Management Style:  I like to be completely hands-off on the management of the day-to-day, but completely hands-on for all strategic decisions such as purchase.  As such, I’m willing to pay a little more for a good Property Manager who I can trust with even large repairs.

 

I’ll pay close to retail for a property if needed.  Or rather, I believe that making the deal and having the process convenient has a dollar value associated with it – and one that we’re often willing to pay.  Looking ahead, this will be a key determination in an out-of-state purchase.

 

In my next post, I will evaluate how the short-term goal of an out-of-state rental property fits into my long-term REI plan.

Comments (2)

  1. Real estate is considered a hedge against inflation, just like gold it is a real asset with real value. On top of that, it cash flows as well! In fact, inflation will increase the "price" of your homes & rents. The people who get the short end of the inflation stick are the people who don't own real assets with real value. Thoughts?


    1. I agree - real estate is probably the ideal hedge against inflation for many many reasons (value of debt, appreciation, revenue-to-expense ratio, etc.). And I've heard some experts predicting high inflation over the next decade. With that said, inflation also makes new purchases more difficult, so I'm hoping that it the increase is moderate.

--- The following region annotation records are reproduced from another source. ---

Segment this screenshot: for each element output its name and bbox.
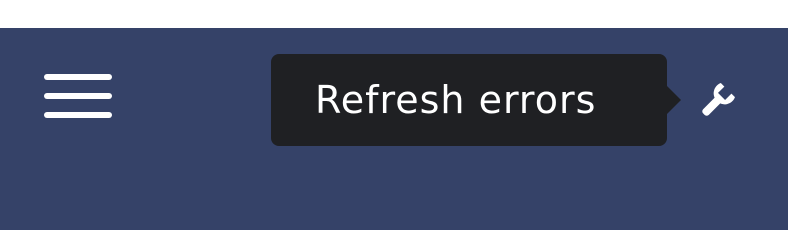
settings-button[interactable] bbox=[688, 74, 748, 126]
bottom-strip bbox=[0, 230, 788, 250]
top-strip bbox=[0, 0, 788, 28]
wrench-icon bbox=[702, 83, 735, 116]
tooltip: Refresh errors bbox=[271, 54, 681, 146]
menu-button[interactable] bbox=[40, 70, 116, 122]
tooltip-text: Refresh errors bbox=[315, 78, 597, 122]
tooltip-arrow bbox=[667, 86, 681, 114]
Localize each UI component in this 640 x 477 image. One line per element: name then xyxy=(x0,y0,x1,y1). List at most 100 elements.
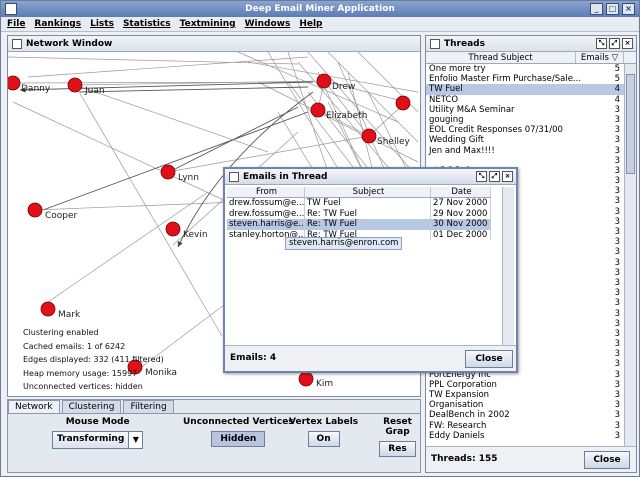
tab-network[interactable]: Network xyxy=(8,400,60,413)
email-from: drew.fossum@e... xyxy=(229,198,305,209)
node-drew[interactable] xyxy=(316,73,332,89)
node-elizabeth[interactable] xyxy=(310,102,326,118)
mouse-mode-select[interactable]: Transforming ▼ xyxy=(52,431,144,449)
thread-email-count: 3 xyxy=(614,114,620,125)
tab-clustering[interactable]: Clustering xyxy=(61,400,122,413)
dialog-scrollbar[interactable] xyxy=(502,187,514,347)
table-row[interactable]: drew.fossum@e... TW Fuel 27 Nov 2000 xyxy=(227,198,491,209)
menu-rankings[interactable]: Rankings xyxy=(34,17,81,31)
table-row[interactable]: Wedding Gift 3 xyxy=(426,135,624,145)
close-icon[interactable]: × xyxy=(502,171,513,182)
network-stats: Clustering enabled Cached emails: 1 of 6… xyxy=(23,326,164,394)
table-row[interactable]: Organisation 3 xyxy=(426,400,624,410)
thread-subject: Jen and Max!!!! xyxy=(429,145,495,156)
threads-scrollbar[interactable] xyxy=(624,64,636,464)
dialog-titlebar[interactable]: Emails in Thread ⤡ ⤢ × xyxy=(225,169,516,185)
network-window-titlebar[interactable]: Network Window xyxy=(8,36,420,52)
thread-email-count: 3 xyxy=(614,339,620,350)
node-danny[interactable] xyxy=(8,75,21,91)
reset-button[interactable]: Res xyxy=(379,441,416,457)
emails-dialog: Emails in Thread ⤡ ⤢ × From Subject Date… xyxy=(223,167,518,373)
close-icon[interactable]: × xyxy=(622,38,633,49)
restore-icon[interactable]: ⤡ xyxy=(596,38,607,49)
node-shelley[interactable] xyxy=(361,128,377,144)
threads-header: Thread Subject Emails ▽ xyxy=(426,52,636,64)
table-row[interactable]: EOL Credit Responses 07/31/00 3 xyxy=(426,125,624,135)
vertex-labels-label: Vertex Labels xyxy=(289,417,359,427)
table-row[interactable]: TW Expansion 3 xyxy=(426,390,624,400)
table-row[interactable]: gouging 3 xyxy=(426,115,624,125)
thread-email-count: 3 xyxy=(614,359,620,370)
table-row[interactable]: Enfolio Master Firm Purchase/Sale... 5 xyxy=(426,74,624,84)
table-row[interactable]: Jen and Max!!!! 3 xyxy=(426,146,624,156)
maximize-icon[interactable]: □ xyxy=(606,3,619,15)
node-kevin[interactable] xyxy=(165,221,181,237)
threads-close-button[interactable]: Close xyxy=(584,451,630,469)
minimize-icon[interactable]: _ xyxy=(590,3,603,15)
thread-subject: Utility M&A Seminar xyxy=(429,104,515,115)
chevron-down-icon[interactable]: ▼ xyxy=(128,432,142,448)
stat-cached: Cached emails: 1 of 6242 xyxy=(23,341,126,351)
menu-statistics[interactable]: Statistics xyxy=(123,17,171,31)
node-mark[interactable] xyxy=(40,301,56,317)
thread-email-count: 3 xyxy=(614,145,620,156)
title-bar[interactable]: Deep Email Miner Application _ □ × xyxy=(1,1,639,17)
col-thread-subject[interactable]: Thread Subject xyxy=(426,52,576,63)
node-extra[interactable] xyxy=(395,95,411,111)
thread-email-count: 3 xyxy=(614,125,620,136)
node-juan[interactable] xyxy=(67,77,83,93)
node-kim[interactable] xyxy=(298,371,314,387)
thread-email-count: 3 xyxy=(614,298,620,309)
tab-filtering[interactable]: Filtering xyxy=(123,400,174,413)
email-tooltip: steven.harris@enron.com xyxy=(285,237,403,250)
scroll-thumb[interactable] xyxy=(626,74,635,174)
maximize-icon[interactable]: ⤢ xyxy=(489,171,500,182)
maximize-icon[interactable]: ⤢ xyxy=(609,38,620,49)
table-row[interactable]: 3 xyxy=(426,156,624,166)
menu-windows[interactable]: Windows xyxy=(245,17,291,31)
reset-label: Reset Grap xyxy=(383,417,412,437)
node-cooper[interactable] xyxy=(27,202,43,218)
threads-titlebar[interactable]: Threads ⤡ ⤢ × xyxy=(426,36,636,52)
app-icon xyxy=(5,3,17,15)
close-icon[interactable]: × xyxy=(622,3,635,15)
app-title: Deep Email Miner Application xyxy=(245,4,395,14)
table-row[interactable]: Eddy Daniels 3 xyxy=(426,431,624,441)
thread-email-count: 4 xyxy=(614,84,620,95)
col-emails[interactable]: Emails ▽ xyxy=(576,52,624,63)
menu-help[interactable]: Help xyxy=(299,17,322,31)
thread-email-count: 3 xyxy=(614,104,620,115)
threads-count: Threads: 155 xyxy=(431,454,498,464)
reset-group: Reset Grap Res xyxy=(375,417,420,457)
menu-lists[interactable]: Lists xyxy=(90,17,114,31)
thread-email-count: 3 xyxy=(614,288,620,299)
menu-textmining[interactable]: Textmining xyxy=(180,17,236,31)
table-row[interactable]: Utility M&A Seminar 3 xyxy=(426,105,624,115)
mouse-mode-group: Mouse Mode Transforming ▼ xyxy=(52,417,144,449)
col-date[interactable]: Date xyxy=(431,187,491,197)
menu-file[interactable]: File xyxy=(7,17,25,31)
table-row[interactable]: NETCO 4 xyxy=(426,95,624,105)
thread-email-count: 3 xyxy=(614,165,620,176)
col-from[interactable]: From xyxy=(227,187,305,197)
table-row[interactable]: One more try 5 xyxy=(426,64,624,74)
label-drew: Drew xyxy=(332,82,355,92)
table-row[interactable]: PPL Corporation 3 xyxy=(426,380,624,390)
control-panel: Network Clustering Filtering Mouse Mode … xyxy=(7,399,421,473)
vertex-labels-toggle[interactable]: On xyxy=(307,431,340,447)
table-row[interactable]: FW: Research 3 xyxy=(426,421,624,431)
col-subject[interactable]: Subject xyxy=(305,187,431,197)
restore-icon[interactable]: ⤡ xyxy=(476,171,487,182)
label-mark: Mark xyxy=(58,310,81,320)
stat-clustering: Clustering enabled xyxy=(23,328,99,337)
unconnected-toggle[interactable]: Hidden xyxy=(211,431,266,447)
table-row[interactable]: DealBench in 2002 3 xyxy=(426,410,624,420)
thread-subject: EOL Credit Responses 07/31/00 xyxy=(429,125,563,136)
label-lynn: Lynn xyxy=(178,173,199,183)
node-lynn[interactable] xyxy=(160,164,176,180)
table-row[interactable]: steven.harris@e... Re: TW Fuel 30 Nov 2000 xyxy=(227,219,491,230)
dialog-close-button[interactable]: Close xyxy=(465,350,513,368)
table-row[interactable]: drew.fossum@e... Re: TW Fuel 29 Nov 2000 xyxy=(227,208,491,219)
table-row[interactable]: TW Fuel 4 xyxy=(426,84,624,95)
email-date: 27 Nov 2000 xyxy=(431,198,491,209)
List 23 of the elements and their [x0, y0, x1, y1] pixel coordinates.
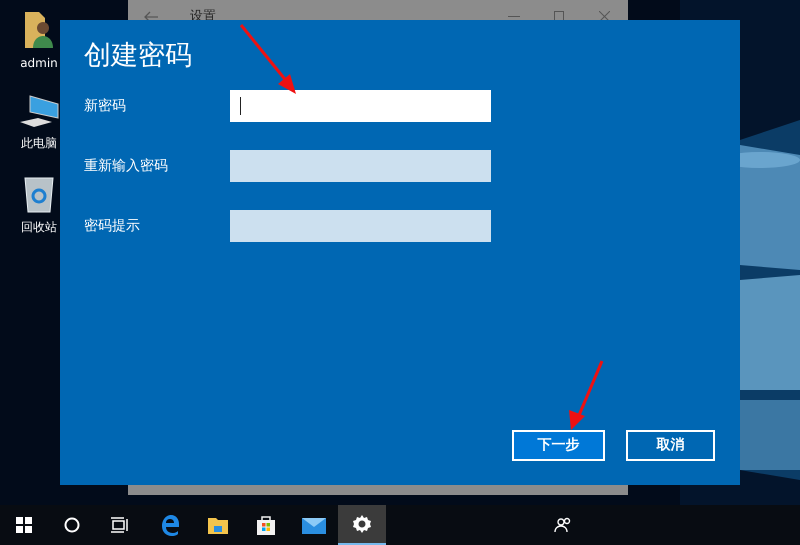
- dialog-button[interactable]: 取消: [626, 430, 715, 461]
- circle-icon: [64, 517, 80, 533]
- password-field[interactable]: [230, 150, 491, 182]
- task-view-icon: [111, 517, 129, 533]
- field-label: 重新输入密码: [84, 156, 169, 176]
- envelope-icon: [302, 516, 326, 534]
- password-field[interactable]: [230, 90, 491, 122]
- computer-icon: [18, 94, 60, 130]
- folder-icon: [207, 515, 229, 535]
- browser-e-icon: [159, 514, 181, 536]
- dialog-button[interactable]: 下一步: [512, 430, 605, 461]
- dialog-title: 创建密码: [84, 39, 192, 73]
- field-label: 密码提示: [84, 216, 141, 236]
- gear-icon: [352, 514, 372, 534]
- taskbar-button[interactable]: [338, 505, 386, 545]
- desktop-icon-label[interactable]: 此电脑: [21, 134, 57, 152]
- desktop-icon-label[interactable]: admin: [20, 54, 58, 72]
- field-label: 新密码: [84, 96, 127, 116]
- shopping-bag-icon: [255, 514, 277, 536]
- windows-logo-icon: [16, 517, 32, 533]
- desktop-icon-label[interactable]: 回收站: [21, 218, 57, 236]
- password-field[interactable]: [230, 210, 491, 242]
- people-icon[interactable]: [554, 517, 572, 533]
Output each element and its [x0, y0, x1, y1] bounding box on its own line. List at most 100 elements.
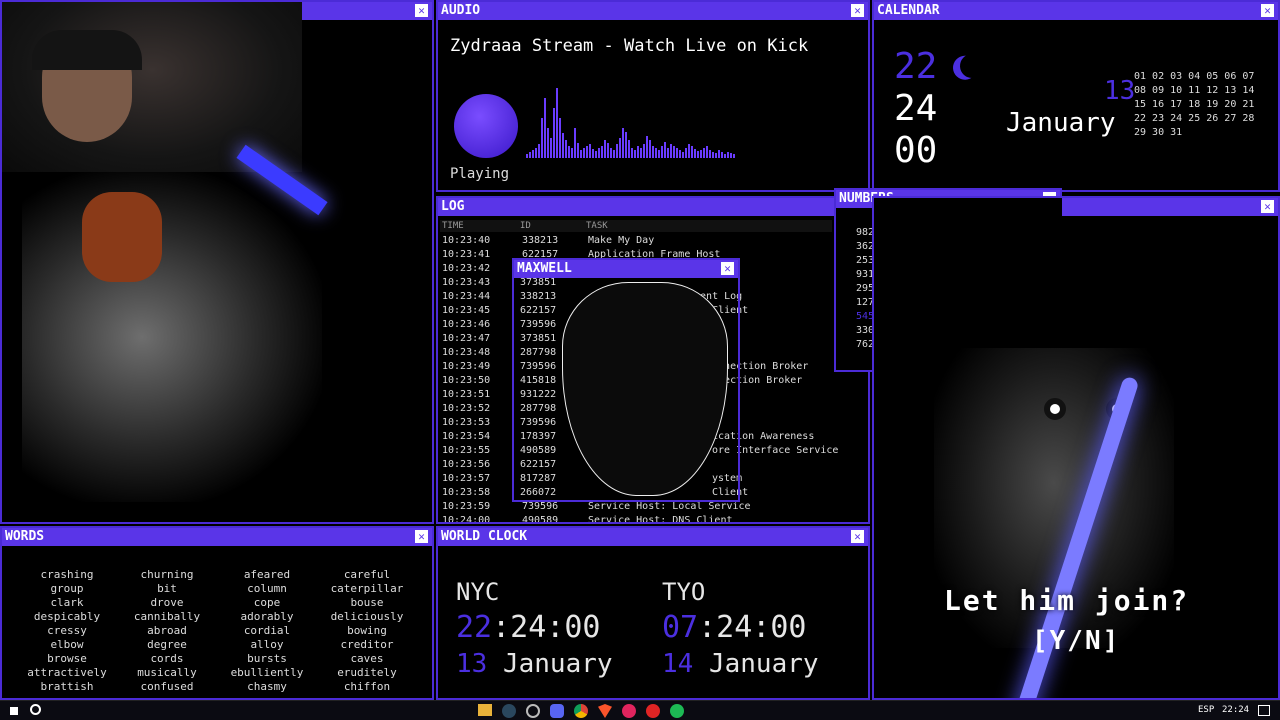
log-cell: 10:23:43 — [442, 277, 491, 288]
visualizer-bar — [661, 146, 663, 158]
calendar-minute: 24 — [894, 88, 938, 129]
word-item: musically — [137, 666, 197, 679]
word-item: degree — [147, 638, 187, 651]
visualizer-bar — [643, 144, 645, 158]
maxwell-cat-image — [562, 282, 728, 496]
maxwell-id: 817287 — [520, 473, 557, 484]
log-row: 10:23:59 739596 Service Host: Local Servic… — [442, 500, 751, 514]
close-icon[interactable]: ✕ — [415, 530, 428, 543]
close-icon[interactable]: ✕ — [721, 262, 734, 275]
visualizer-bar — [622, 128, 624, 158]
log-cell: 739596 — [522, 501, 559, 512]
close-icon[interactable]: ✕ — [1261, 4, 1274, 17]
visualizer-bar — [640, 148, 642, 158]
media-player-icon[interactable] — [622, 704, 636, 718]
maxwell-id: 338213 — [520, 291, 557, 302]
close-icon[interactable]: ✕ — [1261, 200, 1274, 213]
maxwell-id: 739596 — [520, 361, 557, 372]
calendar-title: CALENDAR — [877, 3, 940, 18]
folder-icon[interactable] — [478, 704, 492, 716]
taskbar-clock[interactable]: 22:24 — [1222, 705, 1249, 715]
visualizer-bar — [604, 140, 606, 158]
settings-icon[interactable] — [526, 704, 540, 718]
play-status: Playing — [450, 166, 510, 182]
visualizer-bar — [553, 108, 555, 158]
cat-video-window: ✕ Let him join? [Y/N] — [872, 196, 1280, 700]
visualizer-bar — [694, 149, 696, 158]
word-item: creditor — [340, 638, 394, 651]
visualizer-bar — [571, 148, 573, 158]
log-cell: 10:23:59 — [442, 501, 491, 512]
log-cell: 10:23:41 — [442, 249, 491, 260]
clock-rest: :24:00 — [698, 610, 807, 645]
visualizer-bar — [565, 140, 567, 158]
log-col-id: ID — [520, 221, 531, 231]
visualizer-bar — [703, 148, 705, 158]
word-item: adorably — [240, 610, 294, 623]
steam-icon[interactable] — [502, 704, 516, 718]
visualizer-bar — [673, 146, 675, 158]
log-cell: 10:23:53 — [442, 417, 491, 428]
word-item: bowing — [347, 624, 387, 637]
log-cell: 10:23:40 — [442, 235, 491, 246]
visualizer-bar — [652, 146, 654, 158]
visualizer-bar — [721, 152, 723, 158]
close-icon[interactable]: ✕ — [851, 530, 864, 543]
log-cell: 10:23:55 — [442, 445, 491, 456]
word-item: browse — [47, 652, 87, 665]
maxwell-id: 287798 — [520, 403, 557, 414]
visualizer-bar — [610, 148, 612, 158]
visualizer-bar — [556, 88, 558, 158]
maxwell-id: 373851 — [520, 277, 557, 288]
play-orb[interactable] — [454, 94, 518, 158]
chrome-icon[interactable] — [574, 704, 588, 718]
notification-icon[interactable] — [1258, 705, 1270, 716]
log-titlebar: LOG — [438, 198, 868, 216]
video-titlebar: ✕ — [302, 2, 432, 20]
visualizer-bar — [607, 143, 609, 158]
log-title: LOG — [441, 199, 465, 214]
search-icon[interactable] — [30, 704, 41, 715]
moon-icon — [957, 51, 988, 82]
record-icon[interactable] — [646, 704, 660, 718]
visualizer-bar — [586, 146, 588, 158]
close-icon[interactable]: ✕ — [415, 4, 428, 17]
cat-knight-image — [22, 172, 322, 502]
track-title: Zydraaa Stream - Watch Live on Kick — [450, 36, 809, 56]
words-window: WORDS ✕ crashing churning afeared careful gro… — [0, 526, 434, 700]
word-item: caves — [350, 652, 384, 665]
log-cell: Service Host: DNS Client — [588, 515, 733, 524]
cat-face — [82, 192, 162, 282]
visualizer-bar — [616, 144, 618, 158]
visualizer-bar — [712, 152, 714, 158]
worldclock-titlebar: WORLD CLOCK ✕ — [438, 528, 868, 546]
maxwell-id: 415818 — [520, 375, 557, 386]
word-item: cope — [253, 596, 281, 609]
log-cell: 338213 — [522, 235, 559, 246]
visualizer-bar — [691, 146, 693, 158]
visualizer-bar — [601, 146, 603, 158]
video-window: ✕ — [0, 0, 434, 524]
word-item: brattish — [40, 680, 94, 693]
clock-rest: :24:00 — [492, 610, 601, 645]
windows-start-icon[interactable] — [8, 705, 20, 717]
log-cell: 10:23:54 — [442, 431, 491, 442]
word-item: caterpillar — [330, 582, 404, 595]
words-grid: crashing churning afeared careful group bit co… — [2, 568, 432, 694]
visualizer-bar — [577, 143, 579, 158]
visualizer-bar — [676, 148, 678, 158]
visualizer-bar — [562, 133, 564, 158]
spotify-icon[interactable] — [670, 704, 684, 718]
log-header-row: TIME ID TASK — [440, 220, 832, 232]
visualizer-bar — [526, 154, 528, 158]
calendar-grid: 01 02 03 04 05 06 07 08 09 10 11 12 13 14… — [1134, 70, 1254, 140]
language-indicator[interactable]: ESP — [1198, 705, 1214, 715]
word-item: crashing — [40, 568, 94, 581]
visualizer-bar — [733, 154, 735, 158]
visualizer-bar — [541, 118, 543, 158]
brave-icon[interactable] — [598, 704, 612, 718]
discord-icon[interactable] — [550, 704, 564, 718]
visualizer-bar — [529, 152, 531, 158]
close-icon[interactable]: ✕ — [851, 4, 864, 17]
visualizer-bar — [709, 150, 711, 158]
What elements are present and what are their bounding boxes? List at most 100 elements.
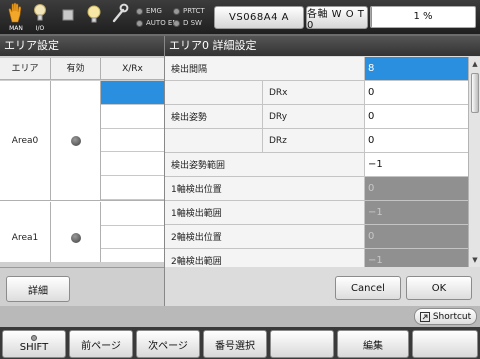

I'm not sure that I agree on gold though. In theory and in recent history, sure... but I think the world is still wrapping it's head around a true global fiat economy, and it's a coin flip if historical gold trends will hold true for the next 20 years. Don't get me wrong, I like gold as part of a diversified portfolio, but who knows how it will react relative to the CPI over the next 20 years :) And yes - it sure will be nice once those properties start to generate some cash flow!